The identification of these genetic changes in multiple patients and replication of these findings across different settings and cohort types provided strong evidence for their role in cerebral palsy, the research team wrote. The findings were published in the Journal of the American Medical Association (JAMA).
"DNA sequencing is recommended as a first-tier clinical diagnostic test for individuals with neurodevelopmental disorders, which are known to co-occur with cerebral palsy," said Andres Moreno De Luca, M.D., physician-scientist and clinical neuroradiologist at Geisinger and co-first author of the study. "Since cerebral palsy can be identified earlier than other neurodevelopmental disorders, such as intellectual disability and autism spectrum disorder, genetic testing for individuals with cerebral palsy may allow for quicker identification of genetic changes and facilitate early interventions and treatment."

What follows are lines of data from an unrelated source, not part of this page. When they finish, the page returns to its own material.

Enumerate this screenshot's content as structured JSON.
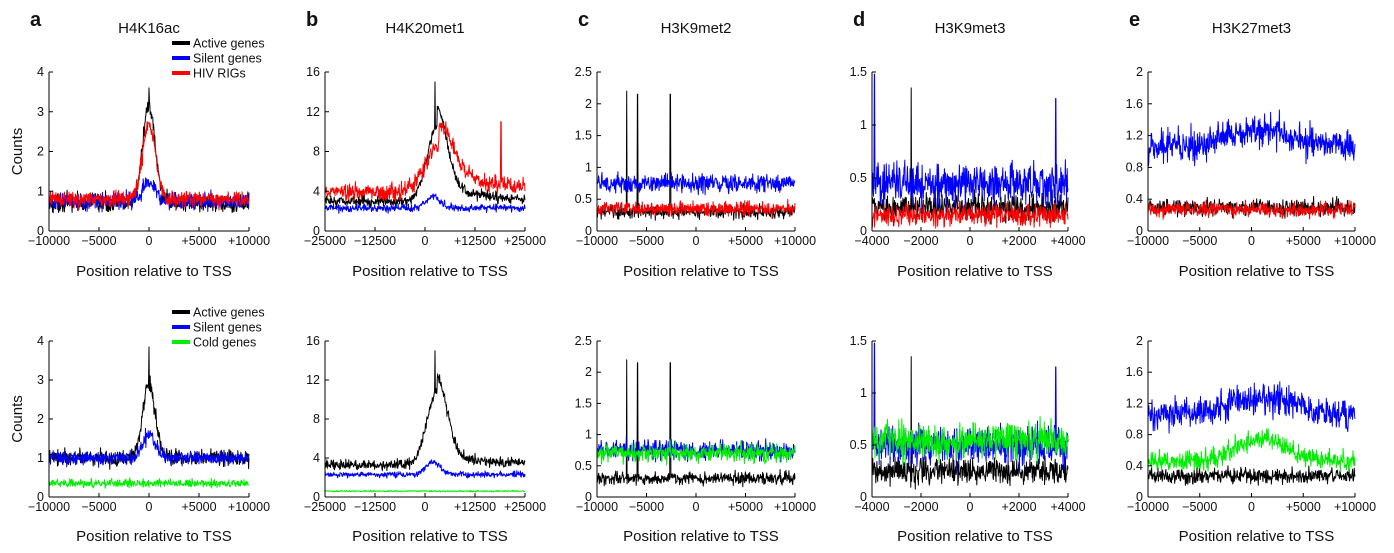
{
  "colors": {
    "active": "#000000",
    "silent": "#0000ff",
    "hiv": "#ff0000",
    "cold": "#00ee00"
  },
  "shared": {
    "xlabel": "Position relative to TSS",
    "ylabel": "Counts",
    "legend_top": [
      {
        "label": "Active genes",
        "color": "#000000"
      },
      {
        "label": "Silent genes",
        "color": "#0000ff"
      },
      {
        "label": "HIV RIGs",
        "color": "#ff0000"
      }
    ],
    "legend_bottom": [
      {
        "label": "Active genes",
        "color": "#000000"
      },
      {
        "label": "Silent genes",
        "color": "#0000ff"
      },
      {
        "label": "Cold genes",
        "color": "#00ee00"
      }
    ]
  },
  "chart_data": [
    {
      "panel": "a",
      "row": "top",
      "type": "line",
      "title": "H4K16ac",
      "letter": "a",
      "xlim": [
        -10000,
        10000
      ],
      "ylim": [
        0,
        4
      ],
      "xticks": [
        -10000,
        -5000,
        0,
        5000,
        10000
      ],
      "xticklabels": [
        "−10000",
        "−5000",
        "0",
        "+5000",
        "+10000"
      ],
      "yticks": [
        0,
        1,
        2,
        3,
        4
      ],
      "yticklabels": [
        "0",
        "1",
        "2",
        "3",
        "4"
      ],
      "series": [
        {
          "name": "Active genes",
          "color": "#000000",
          "profile": {
            "base": 0.7,
            "peak": 2.4,
            "center": 0,
            "width": 900,
            "noise": 0.22,
            "spikes": [
              [
                0,
                3.6
              ]
            ]
          }
        },
        {
          "name": "Silent genes",
          "color": "#0000ff",
          "profile": {
            "base": 0.75,
            "peak": 0.45,
            "center": 0,
            "width": 1000,
            "noise": 0.2,
            "spikes": []
          }
        },
        {
          "name": "HIV RIGs",
          "color": "#ff0000",
          "profile": {
            "base": 0.8,
            "peak": 1.9,
            "center": 0,
            "width": 900,
            "noise": 0.2,
            "spikes": []
          }
        }
      ]
    },
    {
      "panel": "b",
      "row": "top",
      "type": "line",
      "title": "H4K20met1",
      "letter": "b",
      "xlim": [
        -25000,
        25000
      ],
      "ylim": [
        0,
        16
      ],
      "xticks": [
        -25000,
        -12500,
        0,
        12500,
        25000
      ],
      "xticklabels": [
        "−25000",
        "−12500",
        "0",
        "+12500",
        "+25000"
      ],
      "yticks": [
        0,
        4,
        8,
        12,
        16
      ],
      "yticklabels": [
        "0",
        "4",
        "8",
        "12",
        "16"
      ],
      "series": [
        {
          "name": "Active genes",
          "color": "#000000",
          "profile": {
            "base": 3,
            "peak": 7.5,
            "center": 3000,
            "width": 3500,
            "tail": 2.0,
            "noise": 0.5,
            "spikes": [
              [
                2500,
                15
              ]
            ]
          }
        },
        {
          "name": "Silent genes",
          "color": "#0000ff",
          "profile": {
            "base": 2.3,
            "peak": 1.2,
            "center": 2000,
            "width": 2500,
            "noise": 0.35,
            "spikes": []
          }
        },
        {
          "name": "HIV RIGs",
          "color": "#ff0000",
          "profile": {
            "base": 3.9,
            "peak": 4.5,
            "center": 3500,
            "width": 5000,
            "tail": 2.5,
            "noise": 0.8,
            "spikes": [
              [
                19000,
                11
              ]
            ]
          }
        }
      ]
    },
    {
      "panel": "c",
      "row": "top",
      "type": "line",
      "title": "H3K9met2",
      "letter": "c",
      "xlim": [
        -10000,
        10000
      ],
      "ylim": [
        0,
        2.5
      ],
      "xticks": [
        -10000,
        -5000,
        0,
        5000,
        10000
      ],
      "xticklabels": [
        "−10000",
        "−5000",
        "0",
        "+5000",
        "+10000"
      ],
      "yticks": [
        0,
        0.5,
        1,
        1.5,
        2,
        2.5
      ],
      "yticklabels": [
        "0",
        "0.5",
        "1",
        "1.5",
        "2",
        "2.5"
      ],
      "series": [
        {
          "name": "Active genes",
          "color": "#000000",
          "profile": {
            "base": 0.3,
            "peak": 0,
            "center": 0,
            "width": 1000,
            "noise": 0.1,
            "spikes": [
              [
                -7000,
                2.2
              ],
              [
                -5900,
                2.15
              ],
              [
                -2600,
                2.15
              ]
            ]
          }
        },
        {
          "name": "Silent genes",
          "color": "#0000ff",
          "profile": {
            "base": 0.75,
            "peak": 0,
            "center": 0,
            "width": 1000,
            "noise": 0.14,
            "spikes": []
          }
        },
        {
          "name": "HIV RIGs",
          "color": "#ff0000",
          "profile": {
            "base": 0.35,
            "peak": 0,
            "center": 0,
            "width": 1000,
            "noise": 0.1,
            "spikes": []
          }
        }
      ]
    },
    {
      "panel": "d",
      "row": "top",
      "type": "line",
      "title": "H3K9met3",
      "letter": "d",
      "xlim": [
        -4000,
        4000
      ],
      "ylim": [
        0,
        1.5
      ],
      "xticks": [
        -4000,
        -2000,
        0,
        2000,
        4000
      ],
      "xticklabels": [
        "−4000",
        "−2000",
        "0",
        "+2000",
        "+4000"
      ],
      "yticks": [
        0,
        0.5,
        1,
        1.5
      ],
      "yticklabels": [
        "0",
        "0.5",
        "1",
        "1.5"
      ],
      "series": [
        {
          "name": "Active genes",
          "color": "#000000",
          "profile": {
            "base": 0.22,
            "peak": 0,
            "center": 0,
            "width": 500,
            "noise": 0.12,
            "spikes": [
              [
                -2400,
                1.35
              ]
            ]
          }
        },
        {
          "name": "Silent genes",
          "color": "#0000ff",
          "profile": {
            "base": 0.45,
            "peak": 0,
            "center": 0,
            "width": 500,
            "noise": 0.2,
            "spikes": [
              [
                -3900,
                1.48
              ],
              [
                3500,
                1.25
              ]
            ]
          }
        },
        {
          "name": "HIV RIGs",
          "color": "#ff0000",
          "profile": {
            "base": 0.15,
            "peak": 0,
            "center": 0,
            "width": 500,
            "noise": 0.1,
            "spikes": []
          }
        }
      ]
    },
    {
      "panel": "e",
      "row": "top",
      "type": "line",
      "title": "H3K27met3",
      "letter": "e",
      "xlim": [
        -10000,
        10000
      ],
      "ylim": [
        0,
        2
      ],
      "xticks": [
        -10000,
        -5000,
        0,
        5000,
        10000
      ],
      "xticklabels": [
        "−10000",
        "−5000",
        "0",
        "+5000",
        "+10000"
      ],
      "yticks": [
        0,
        0.4,
        0.8,
        1.2,
        1.6,
        2
      ],
      "yticklabels": [
        "0",
        "0.4",
        "0.8",
        "1.2",
        "1.6",
        "2"
      ],
      "series": [
        {
          "name": "Active genes",
          "color": "#000000",
          "profile": {
            "base": 0.3,
            "peak": 0,
            "center": 0,
            "width": 1000,
            "noise": 0.1,
            "spikes": []
          }
        },
        {
          "name": "Silent genes",
          "color": "#0000ff",
          "profile": {
            "base": 1.05,
            "peak": 0.2,
            "center": 1000,
            "width": 5000,
            "noise": 0.2,
            "spikes": []
          }
        },
        {
          "name": "HIV RIGs",
          "color": "#ff0000",
          "profile": {
            "base": 0.27,
            "peak": 0,
            "center": 0,
            "width": 1000,
            "noise": 0.09,
            "spikes": []
          }
        }
      ]
    },
    {
      "panel": "a",
      "row": "bottom",
      "type": "line",
      "title": "",
      "letter": "",
      "xlim": [
        -10000,
        10000
      ],
      "ylim": [
        0,
        4
      ],
      "xticks": [
        -10000,
        -5000,
        0,
        5000,
        10000
      ],
      "xticklabels": [
        "−10000",
        "−5000",
        "0",
        "+5000",
        "+10000"
      ],
      "yticks": [
        0,
        1,
        2,
        3,
        4
      ],
      "yticklabels": [
        "0",
        "1",
        "2",
        "3",
        "4"
      ],
      "series": [
        {
          "name": "Active genes",
          "color": "#000000",
          "profile": {
            "base": 1.0,
            "peak": 1.9,
            "center": 0,
            "width": 900,
            "noise": 0.2,
            "spikes": [
              [
                0,
                3.85
              ]
            ]
          }
        },
        {
          "name": "Silent genes",
          "color": "#0000ff",
          "profile": {
            "base": 1.0,
            "peak": 0.6,
            "center": 0,
            "width": 900,
            "noise": 0.17,
            "spikes": []
          }
        },
        {
          "name": "Cold genes",
          "color": "#00ee00",
          "profile": {
            "base": 0.35,
            "peak": 0,
            "center": 0,
            "width": 1000,
            "noise": 0.1,
            "spikes": []
          }
        }
      ]
    },
    {
      "panel": "b",
      "row": "bottom",
      "type": "line",
      "title": "",
      "letter": "",
      "xlim": [
        -25000,
        25000
      ],
      "ylim": [
        0,
        16
      ],
      "xticks": [
        -25000,
        -12500,
        0,
        12500,
        25000
      ],
      "xticklabels": [
        "−25000",
        "−12500",
        "0",
        "+12500",
        "+25000"
      ],
      "yticks": [
        0,
        4,
        8,
        12,
        16
      ],
      "yticklabels": [
        "0",
        "4",
        "8",
        "12",
        "16"
      ],
      "series": [
        {
          "name": "Active genes",
          "color": "#000000",
          "profile": {
            "base": 3.3,
            "peak": 7.5,
            "center": 3000,
            "width": 3500,
            "tail": 1.5,
            "noise": 0.5,
            "spikes": [
              [
                2500,
                15
              ]
            ]
          }
        },
        {
          "name": "Silent genes",
          "color": "#0000ff",
          "profile": {
            "base": 2.3,
            "peak": 1.3,
            "center": 2000,
            "width": 2500,
            "noise": 0.3,
            "spikes": []
          }
        },
        {
          "name": "Cold genes",
          "color": "#00ee00",
          "profile": {
            "base": 0.6,
            "peak": 0,
            "center": 0,
            "width": 1000,
            "noise": 0.06,
            "spikes": []
          }
        }
      ]
    },
    {
      "panel": "c",
      "row": "bottom",
      "type": "line",
      "title": "",
      "letter": "",
      "xlim": [
        -10000,
        10000
      ],
      "ylim": [
        0,
        2.5
      ],
      "xticks": [
        -10000,
        -5000,
        0,
        5000,
        10000
      ],
      "xticklabels": [
        "−10000",
        "−5000",
        "0",
        "+5000",
        "+10000"
      ],
      "yticks": [
        0,
        0.5,
        1,
        1.5,
        2,
        2.5
      ],
      "yticklabels": [
        "0",
        "0.5",
        "1",
        "1.5",
        "2",
        "2.5"
      ],
      "series": [
        {
          "name": "Active genes",
          "color": "#000000",
          "profile": {
            "base": 0.3,
            "peak": 0,
            "center": 0,
            "width": 1000,
            "noise": 0.1,
            "spikes": [
              [
                -7000,
                2.2
              ],
              [
                -5900,
                2.15
              ],
              [
                -2600,
                2.15
              ]
            ]
          }
        },
        {
          "name": "Silent genes",
          "color": "#0000ff",
          "profile": {
            "base": 0.75,
            "peak": 0,
            "center": 0,
            "width": 1000,
            "noise": 0.15,
            "spikes": []
          }
        },
        {
          "name": "Cold genes",
          "color": "#00ee00",
          "profile": {
            "base": 0.7,
            "peak": 0,
            "center": 0,
            "width": 1000,
            "noise": 0.14,
            "spikes": []
          }
        }
      ]
    },
    {
      "panel": "d",
      "row": "bottom",
      "type": "line",
      "title": "",
      "letter": "",
      "xlim": [
        -4000,
        4000
      ],
      "ylim": [
        0,
        1.5
      ],
      "xticks": [
        -4000,
        -2000,
        0,
        2000,
        4000
      ],
      "xticklabels": [
        "−4000",
        "−2000",
        "0",
        "+2000",
        "+4000"
      ],
      "yticks": [
        0,
        0.5,
        1,
        1.5
      ],
      "yticklabels": [
        "0",
        "0.5",
        "1",
        "1.5"
      ],
      "series": [
        {
          "name": "Active genes",
          "color": "#000000",
          "profile": {
            "base": 0.25,
            "peak": 0,
            "center": 0,
            "width": 500,
            "noise": 0.12,
            "spikes": [
              [
                -2400,
                1.35
              ]
            ]
          }
        },
        {
          "name": "Silent genes",
          "color": "#0000ff",
          "profile": {
            "base": 0.5,
            "peak": 0,
            "center": 0,
            "width": 500,
            "noise": 0.18,
            "spikes": [
              [
                -3900,
                1.48
              ],
              [
                3500,
                1.25
              ]
            ]
          }
        },
        {
          "name": "Cold genes",
          "color": "#00ee00",
          "profile": {
            "base": 0.55,
            "peak": 0,
            "center": 0,
            "width": 500,
            "noise": 0.17,
            "spikes": []
          }
        }
      ]
    },
    {
      "panel": "e",
      "row": "bottom",
      "type": "line",
      "title": "",
      "letter": "",
      "xlim": [
        -10000,
        10000
      ],
      "ylim": [
        0,
        2
      ],
      "xticks": [
        -10000,
        -5000,
        0,
        5000,
        10000
      ],
      "xticklabels": [
        "−10000",
        "−5000",
        "0",
        "+5000",
        "+10000"
      ],
      "yticks": [
        0,
        0.4,
        0.8,
        1.2,
        1.6,
        2
      ],
      "yticklabels": [
        "0",
        "0.4",
        "0.8",
        "1.2",
        "1.6",
        "2"
      ],
      "series": [
        {
          "name": "Active genes",
          "color": "#000000",
          "profile": {
            "base": 0.27,
            "peak": 0,
            "center": 0,
            "width": 1000,
            "noise": 0.09,
            "spikes": []
          }
        },
        {
          "name": "Silent genes",
          "color": "#0000ff",
          "profile": {
            "base": 1.05,
            "peak": 0.2,
            "center": 1000,
            "width": 5000,
            "noise": 0.2,
            "spikes": []
          }
        },
        {
          "name": "Cold genes",
          "color": "#00ee00",
          "profile": {
            "base": 0.45,
            "peak": 0.3,
            "center": 1000,
            "width": 3500,
            "noise": 0.12,
            "spikes": []
          }
        }
      ]
    }
  ]
}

"This study re-iterates the value of genetic testing for neurodevelopmental disorders and highlights the utility of genetic testing for cerebral palsy patients," said Kyle Retterer, senior co-author of the study and senior vice president and chief technology officer at GeneDx. "Increasing utilization of and access to DNA sequencing for these patients will lead to earlier diagnoses and improved care in many cases."